The 36-year-old Dj said that he does not sing but prefers getting involved in promotion of discipline that promotes music.
“I plan on starting a recording label but will continue being a Dj because I love it,” he emphasizes.
Regarding his role model in the music industry, he said: “Personally I never wanted to become like anyone. I just want to be me, but I would learn or get inspiration from someone but not want to become a copycat. I want to be unique and good at what I do. I have no problem if someone wants to be like me.”
In regards to the return of Old Skool fashion, he said that they were bound to re-surface, it was only a matter of time.

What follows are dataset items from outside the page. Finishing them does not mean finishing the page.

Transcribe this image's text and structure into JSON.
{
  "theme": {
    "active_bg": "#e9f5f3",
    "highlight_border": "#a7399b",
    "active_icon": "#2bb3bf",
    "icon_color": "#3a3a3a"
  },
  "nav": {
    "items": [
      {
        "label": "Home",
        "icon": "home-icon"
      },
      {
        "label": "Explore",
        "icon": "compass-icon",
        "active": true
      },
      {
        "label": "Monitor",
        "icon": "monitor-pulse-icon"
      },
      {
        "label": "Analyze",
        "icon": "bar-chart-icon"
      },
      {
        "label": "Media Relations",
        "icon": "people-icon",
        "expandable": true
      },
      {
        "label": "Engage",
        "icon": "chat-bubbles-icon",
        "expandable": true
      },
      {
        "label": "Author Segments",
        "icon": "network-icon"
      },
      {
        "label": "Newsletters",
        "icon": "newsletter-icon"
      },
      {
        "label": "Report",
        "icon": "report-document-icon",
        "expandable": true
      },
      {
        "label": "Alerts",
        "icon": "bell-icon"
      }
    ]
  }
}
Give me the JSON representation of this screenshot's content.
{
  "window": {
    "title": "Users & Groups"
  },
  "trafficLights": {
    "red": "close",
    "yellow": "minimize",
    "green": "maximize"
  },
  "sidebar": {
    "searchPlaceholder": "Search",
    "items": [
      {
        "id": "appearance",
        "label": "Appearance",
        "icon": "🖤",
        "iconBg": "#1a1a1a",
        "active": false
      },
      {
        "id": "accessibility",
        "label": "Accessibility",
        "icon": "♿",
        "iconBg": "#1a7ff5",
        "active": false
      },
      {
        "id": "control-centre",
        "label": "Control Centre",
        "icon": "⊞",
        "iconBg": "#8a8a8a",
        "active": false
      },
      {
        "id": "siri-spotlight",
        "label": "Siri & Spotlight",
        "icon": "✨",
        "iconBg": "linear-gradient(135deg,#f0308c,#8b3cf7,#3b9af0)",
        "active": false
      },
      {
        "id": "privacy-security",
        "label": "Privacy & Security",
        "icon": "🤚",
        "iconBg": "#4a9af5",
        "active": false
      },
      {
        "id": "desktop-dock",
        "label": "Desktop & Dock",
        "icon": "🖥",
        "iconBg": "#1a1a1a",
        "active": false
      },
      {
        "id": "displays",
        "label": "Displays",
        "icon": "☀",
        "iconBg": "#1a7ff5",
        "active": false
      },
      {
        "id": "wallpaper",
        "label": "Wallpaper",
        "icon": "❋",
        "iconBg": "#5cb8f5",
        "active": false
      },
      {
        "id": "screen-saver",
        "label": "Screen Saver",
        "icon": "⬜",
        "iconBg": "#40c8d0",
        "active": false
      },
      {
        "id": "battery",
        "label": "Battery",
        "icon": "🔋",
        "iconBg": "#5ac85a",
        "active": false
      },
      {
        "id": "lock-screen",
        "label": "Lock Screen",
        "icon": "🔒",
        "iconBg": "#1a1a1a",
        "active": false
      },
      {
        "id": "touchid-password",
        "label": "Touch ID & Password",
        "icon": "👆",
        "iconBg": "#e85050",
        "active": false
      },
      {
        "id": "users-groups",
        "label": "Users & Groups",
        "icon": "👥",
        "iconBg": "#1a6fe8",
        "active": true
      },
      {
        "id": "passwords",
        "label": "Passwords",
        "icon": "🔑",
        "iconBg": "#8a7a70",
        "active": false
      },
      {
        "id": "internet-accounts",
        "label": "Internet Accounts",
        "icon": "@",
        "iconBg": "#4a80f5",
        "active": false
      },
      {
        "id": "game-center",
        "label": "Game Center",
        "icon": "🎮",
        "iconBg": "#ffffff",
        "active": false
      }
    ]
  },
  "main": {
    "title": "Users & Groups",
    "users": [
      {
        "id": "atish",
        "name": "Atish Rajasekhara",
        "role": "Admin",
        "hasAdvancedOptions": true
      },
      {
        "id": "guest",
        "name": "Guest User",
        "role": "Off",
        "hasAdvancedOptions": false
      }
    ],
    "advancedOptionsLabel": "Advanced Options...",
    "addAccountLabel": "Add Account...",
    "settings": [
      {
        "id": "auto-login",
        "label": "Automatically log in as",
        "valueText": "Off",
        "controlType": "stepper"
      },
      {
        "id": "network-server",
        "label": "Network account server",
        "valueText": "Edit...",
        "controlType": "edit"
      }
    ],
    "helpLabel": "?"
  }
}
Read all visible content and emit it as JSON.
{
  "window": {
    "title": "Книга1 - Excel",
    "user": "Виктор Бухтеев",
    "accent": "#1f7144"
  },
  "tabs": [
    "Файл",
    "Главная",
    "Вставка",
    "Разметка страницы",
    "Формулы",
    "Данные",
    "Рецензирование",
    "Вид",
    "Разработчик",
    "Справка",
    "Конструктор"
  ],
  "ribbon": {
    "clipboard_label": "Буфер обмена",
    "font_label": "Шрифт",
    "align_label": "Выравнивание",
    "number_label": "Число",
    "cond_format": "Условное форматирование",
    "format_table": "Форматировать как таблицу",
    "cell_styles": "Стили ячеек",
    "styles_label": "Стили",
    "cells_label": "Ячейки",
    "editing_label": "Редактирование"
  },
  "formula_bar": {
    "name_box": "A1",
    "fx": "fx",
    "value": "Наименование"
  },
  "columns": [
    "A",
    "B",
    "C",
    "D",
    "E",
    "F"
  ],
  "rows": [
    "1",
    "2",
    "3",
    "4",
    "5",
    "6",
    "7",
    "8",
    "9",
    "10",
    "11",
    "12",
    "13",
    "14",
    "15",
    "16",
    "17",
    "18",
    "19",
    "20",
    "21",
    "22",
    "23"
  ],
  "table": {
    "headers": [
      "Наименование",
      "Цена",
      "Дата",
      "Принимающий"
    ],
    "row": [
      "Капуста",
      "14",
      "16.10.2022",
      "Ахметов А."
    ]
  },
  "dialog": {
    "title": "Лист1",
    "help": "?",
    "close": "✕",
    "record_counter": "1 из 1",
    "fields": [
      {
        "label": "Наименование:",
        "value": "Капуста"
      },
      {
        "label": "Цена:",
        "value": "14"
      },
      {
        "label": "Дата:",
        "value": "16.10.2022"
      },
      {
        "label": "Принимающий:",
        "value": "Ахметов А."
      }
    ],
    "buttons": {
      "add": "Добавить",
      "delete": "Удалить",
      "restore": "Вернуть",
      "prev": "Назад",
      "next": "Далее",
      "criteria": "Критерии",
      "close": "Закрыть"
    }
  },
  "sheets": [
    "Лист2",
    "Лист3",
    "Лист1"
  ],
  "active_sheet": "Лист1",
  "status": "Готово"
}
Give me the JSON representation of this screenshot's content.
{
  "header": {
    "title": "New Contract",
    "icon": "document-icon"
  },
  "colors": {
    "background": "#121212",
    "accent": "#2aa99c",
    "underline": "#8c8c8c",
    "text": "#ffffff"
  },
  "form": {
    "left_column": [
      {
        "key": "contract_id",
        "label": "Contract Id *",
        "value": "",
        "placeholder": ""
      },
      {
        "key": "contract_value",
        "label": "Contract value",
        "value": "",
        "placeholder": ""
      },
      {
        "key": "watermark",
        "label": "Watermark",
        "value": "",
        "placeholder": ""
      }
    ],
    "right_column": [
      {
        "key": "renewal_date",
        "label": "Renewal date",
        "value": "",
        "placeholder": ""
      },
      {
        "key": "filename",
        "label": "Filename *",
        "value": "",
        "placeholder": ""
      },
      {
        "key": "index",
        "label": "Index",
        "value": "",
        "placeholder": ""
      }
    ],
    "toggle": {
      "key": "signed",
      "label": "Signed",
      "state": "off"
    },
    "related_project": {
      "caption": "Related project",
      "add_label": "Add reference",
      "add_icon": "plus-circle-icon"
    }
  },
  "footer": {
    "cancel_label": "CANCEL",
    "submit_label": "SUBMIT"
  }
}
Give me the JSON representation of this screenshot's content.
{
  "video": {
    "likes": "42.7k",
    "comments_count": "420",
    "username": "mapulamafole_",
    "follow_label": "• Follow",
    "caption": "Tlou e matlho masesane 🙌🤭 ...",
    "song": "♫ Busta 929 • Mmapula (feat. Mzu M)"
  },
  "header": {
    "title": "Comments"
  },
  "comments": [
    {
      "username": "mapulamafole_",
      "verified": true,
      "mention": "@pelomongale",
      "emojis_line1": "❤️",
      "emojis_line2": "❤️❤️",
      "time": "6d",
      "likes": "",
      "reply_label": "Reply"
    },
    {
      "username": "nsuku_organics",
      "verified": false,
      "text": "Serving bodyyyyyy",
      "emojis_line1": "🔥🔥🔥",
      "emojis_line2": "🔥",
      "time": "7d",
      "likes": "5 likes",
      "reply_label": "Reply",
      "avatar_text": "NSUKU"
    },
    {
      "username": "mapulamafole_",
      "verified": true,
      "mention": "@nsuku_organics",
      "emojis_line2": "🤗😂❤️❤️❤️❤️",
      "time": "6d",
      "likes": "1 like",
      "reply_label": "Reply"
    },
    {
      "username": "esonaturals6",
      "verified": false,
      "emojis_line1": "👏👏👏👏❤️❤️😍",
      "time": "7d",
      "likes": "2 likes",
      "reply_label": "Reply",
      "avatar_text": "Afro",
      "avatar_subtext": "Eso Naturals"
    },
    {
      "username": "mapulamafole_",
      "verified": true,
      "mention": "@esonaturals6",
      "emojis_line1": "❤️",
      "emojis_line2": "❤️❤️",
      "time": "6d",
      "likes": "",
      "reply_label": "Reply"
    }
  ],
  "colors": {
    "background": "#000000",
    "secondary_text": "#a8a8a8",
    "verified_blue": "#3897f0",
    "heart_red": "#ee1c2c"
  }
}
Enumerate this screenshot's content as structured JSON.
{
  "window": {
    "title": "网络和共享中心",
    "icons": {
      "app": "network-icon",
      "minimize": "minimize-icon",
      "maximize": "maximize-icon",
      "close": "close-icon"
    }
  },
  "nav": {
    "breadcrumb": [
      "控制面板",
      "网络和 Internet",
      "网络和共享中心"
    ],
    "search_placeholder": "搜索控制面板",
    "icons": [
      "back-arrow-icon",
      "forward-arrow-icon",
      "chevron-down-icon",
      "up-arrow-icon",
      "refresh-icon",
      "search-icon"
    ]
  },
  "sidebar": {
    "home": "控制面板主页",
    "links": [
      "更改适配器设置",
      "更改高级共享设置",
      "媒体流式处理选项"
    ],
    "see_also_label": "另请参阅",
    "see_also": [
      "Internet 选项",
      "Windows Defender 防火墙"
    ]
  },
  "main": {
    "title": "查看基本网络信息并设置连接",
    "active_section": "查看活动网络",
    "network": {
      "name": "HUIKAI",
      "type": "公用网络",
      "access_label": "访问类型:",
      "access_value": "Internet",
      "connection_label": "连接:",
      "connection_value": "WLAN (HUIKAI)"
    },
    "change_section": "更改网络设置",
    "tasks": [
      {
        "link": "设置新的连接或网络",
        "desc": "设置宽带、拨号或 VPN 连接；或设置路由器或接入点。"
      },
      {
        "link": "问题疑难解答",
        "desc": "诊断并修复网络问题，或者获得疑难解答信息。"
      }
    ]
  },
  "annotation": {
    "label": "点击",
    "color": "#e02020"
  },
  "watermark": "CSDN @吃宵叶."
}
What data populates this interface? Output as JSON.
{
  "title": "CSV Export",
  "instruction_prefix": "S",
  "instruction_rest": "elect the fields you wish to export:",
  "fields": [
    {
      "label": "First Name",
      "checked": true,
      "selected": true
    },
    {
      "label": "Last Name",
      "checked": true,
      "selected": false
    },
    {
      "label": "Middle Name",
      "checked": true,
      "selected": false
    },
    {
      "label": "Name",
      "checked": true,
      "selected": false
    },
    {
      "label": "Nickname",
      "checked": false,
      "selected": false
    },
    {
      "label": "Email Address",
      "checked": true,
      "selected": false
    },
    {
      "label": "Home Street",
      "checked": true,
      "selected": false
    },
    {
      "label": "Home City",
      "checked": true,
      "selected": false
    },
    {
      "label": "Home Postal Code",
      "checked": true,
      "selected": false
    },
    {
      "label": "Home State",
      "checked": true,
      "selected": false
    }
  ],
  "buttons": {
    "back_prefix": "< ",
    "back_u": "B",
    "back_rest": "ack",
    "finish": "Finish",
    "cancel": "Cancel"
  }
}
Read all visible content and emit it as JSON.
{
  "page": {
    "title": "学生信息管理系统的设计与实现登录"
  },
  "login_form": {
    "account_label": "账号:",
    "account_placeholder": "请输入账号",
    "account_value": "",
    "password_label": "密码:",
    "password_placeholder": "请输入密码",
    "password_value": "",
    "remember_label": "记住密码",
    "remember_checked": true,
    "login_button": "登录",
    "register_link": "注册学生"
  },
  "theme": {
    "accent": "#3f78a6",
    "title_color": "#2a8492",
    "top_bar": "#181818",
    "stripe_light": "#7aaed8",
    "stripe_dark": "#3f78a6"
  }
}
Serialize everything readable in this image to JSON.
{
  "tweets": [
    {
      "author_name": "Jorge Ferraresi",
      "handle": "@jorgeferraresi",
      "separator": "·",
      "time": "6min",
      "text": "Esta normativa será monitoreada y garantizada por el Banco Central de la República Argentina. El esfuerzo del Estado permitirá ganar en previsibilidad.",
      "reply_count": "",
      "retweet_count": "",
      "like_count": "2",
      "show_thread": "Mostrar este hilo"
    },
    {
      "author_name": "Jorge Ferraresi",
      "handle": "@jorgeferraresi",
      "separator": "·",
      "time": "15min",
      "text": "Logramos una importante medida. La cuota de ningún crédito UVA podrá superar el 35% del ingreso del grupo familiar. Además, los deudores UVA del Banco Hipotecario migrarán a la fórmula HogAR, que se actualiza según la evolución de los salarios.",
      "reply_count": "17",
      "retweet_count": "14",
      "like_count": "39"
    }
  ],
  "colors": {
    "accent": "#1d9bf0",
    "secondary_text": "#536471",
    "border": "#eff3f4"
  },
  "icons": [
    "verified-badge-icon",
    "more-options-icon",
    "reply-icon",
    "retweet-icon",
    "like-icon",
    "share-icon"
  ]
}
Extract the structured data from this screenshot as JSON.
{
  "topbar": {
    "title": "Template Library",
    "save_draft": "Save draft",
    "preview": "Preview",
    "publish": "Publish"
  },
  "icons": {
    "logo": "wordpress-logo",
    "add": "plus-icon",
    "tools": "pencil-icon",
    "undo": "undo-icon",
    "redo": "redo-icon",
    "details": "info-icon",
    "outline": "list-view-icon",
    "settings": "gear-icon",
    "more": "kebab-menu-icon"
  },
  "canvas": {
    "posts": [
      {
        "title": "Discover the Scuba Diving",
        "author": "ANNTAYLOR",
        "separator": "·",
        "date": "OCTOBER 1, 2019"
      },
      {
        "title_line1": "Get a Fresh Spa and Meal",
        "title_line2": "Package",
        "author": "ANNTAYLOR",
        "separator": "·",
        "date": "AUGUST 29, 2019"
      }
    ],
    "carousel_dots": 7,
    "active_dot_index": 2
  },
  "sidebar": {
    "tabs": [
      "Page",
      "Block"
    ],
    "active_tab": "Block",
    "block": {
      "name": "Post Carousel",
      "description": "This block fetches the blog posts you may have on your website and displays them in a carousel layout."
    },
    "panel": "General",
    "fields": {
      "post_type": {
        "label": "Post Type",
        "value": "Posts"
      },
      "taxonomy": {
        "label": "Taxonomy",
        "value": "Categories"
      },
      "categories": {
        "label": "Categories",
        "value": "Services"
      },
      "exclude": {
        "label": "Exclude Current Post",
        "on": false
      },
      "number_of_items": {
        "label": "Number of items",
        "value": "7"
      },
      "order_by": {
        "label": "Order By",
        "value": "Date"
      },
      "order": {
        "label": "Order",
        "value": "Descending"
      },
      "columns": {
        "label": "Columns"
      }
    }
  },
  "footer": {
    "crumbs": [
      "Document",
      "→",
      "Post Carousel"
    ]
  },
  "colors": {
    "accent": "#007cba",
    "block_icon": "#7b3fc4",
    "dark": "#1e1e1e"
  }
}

“Everything that is Old Skool has to return. As for fashion trends, they change with time but Old Skool is standard,” Dj Adams explains.
In relation to the price that comes with fame he said, “I can’t change my lifestyle because of fame. I would use my position to help people in need but I would not want them to know who I am. You don’t need to brag about things you do for people, like asking the media to follow you when offering charitable items. I would never do that. I keep a low profile. I like to be myself and not what people want me to be.”
Dish: - Beef.
Colour: - Black
Sport: - Rally and Athletics
Music: - Reggae
Quote:- “Don’t let what you can’t do stop you from doing what you can do.”